Unlike lime, gypsum has little if any effect on soil pH. Lime raises pH due to the reaction of carbonate (CO3), not Ca. In extremely acidic soils (pH below 4.5) that contain high aluminum levels, gypsum may increase pH slightly. The chart below illustrates this effect. We applied annual applications of calcitic lime (1,000 lb/acre) or gypsum (500 lb) to a very acidic blueberry soil. Gypsum clearly increased pH, but not nearly as much as lime. If the initial pH of this soil was 6.0 or 7.0, gypsum would likely have had no effect on pH.
Gypsum contains about 22% calcium and 18% sulfur. If these nutrients are deficient, gypsum can be an economic source. However, Michigan soils nearly always contain adequate calcium if pH is in the proper range. Soil sulfur levels also are generally adequate for Michigan fruit crops. This is partly due to the calcareous nature of much of the parent material contributing to Michigan soils. In fact, several gypsum mines operate in Michigan’s southern (lower) peninsula.
Part of the interest in gypsum is due to the fact that high fruit calcium levels can enhance the quality of various fruits. Unfortunately, increasing soil calcium levels does not generally elevate levels in the fruits, but can reduce magnesium or potassium uptake. Adding more calcium to soils that already contain sufficient amounts can cause deficiencies of magnesium or potassium. Fruit crops benefit from balanced levels of calcium, magnesium and potassium. A healthy balance, expressed as a percentage of soil bases, is 60-70 % calcium, 20-30 % magnesium, and 10 to 20 % potassium. If calcium represents less than 60% of the bases, particularly on sandy soils, gypsum may be helpful.
Soil structure and drainage
In soils with good structure, clay particles are clumped together (flocculated) to produce channels that speed drainage. Ions that carry a double positive charge (divalent cations) such as calcium and magnesium promote flocculation, whereas ions with a single positive charge (sodium, potassium) tend to disperse clay particles and plug drainage channels. If soils are high in sodium, adding calcium as gypsum displaces sodium from soil particles and improves structure. Fortunately, few soils in Michigan are compromised by excessive sodium, so gypsum is unlikely to enhance soil structure and drainage in our area.
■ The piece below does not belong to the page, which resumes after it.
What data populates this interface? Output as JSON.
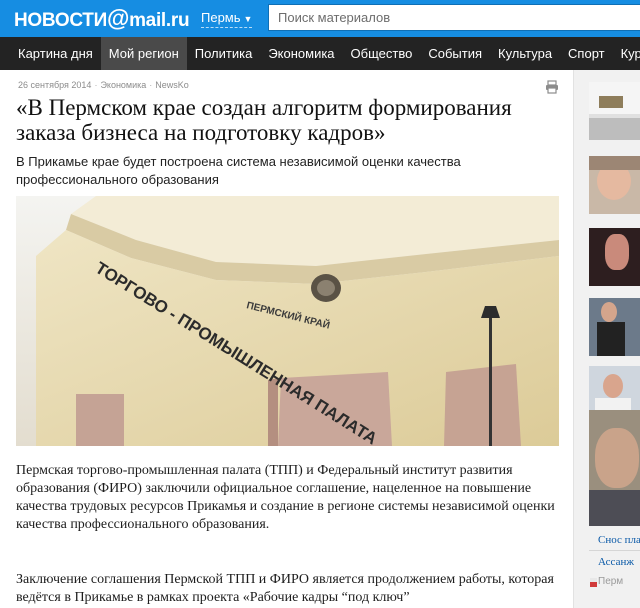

Diseases caused by Phytophthora
Gypsum has been shown to reduce disease caused by some species of the fungi Phytophthora. The effect does not appear to be related to improved drainage, but rather to the specific effects of high soluble calcium concentrations on growth of the fungal pathogen. Phytophthora root rot of raspberries is one such case. In sites with a history of root rot, pre-plant applications of 3-5 tons of gypsum are suggested. More research is needed to understand when benefits can be expected and whether other Phytophthora diseases of Michigan fruit crops might also be suppressed by gypsum use.
Gypsum can be a useful soil conditioner and source of calcium and sulfur for crops. Because Michigan soils generally contain sufficient calcium and sulfur for fruit production, gypsum is only expected to be beneficial where soils are unusually low in calcium or high in sodium, or where Phytophthora root rot of raspberries is present.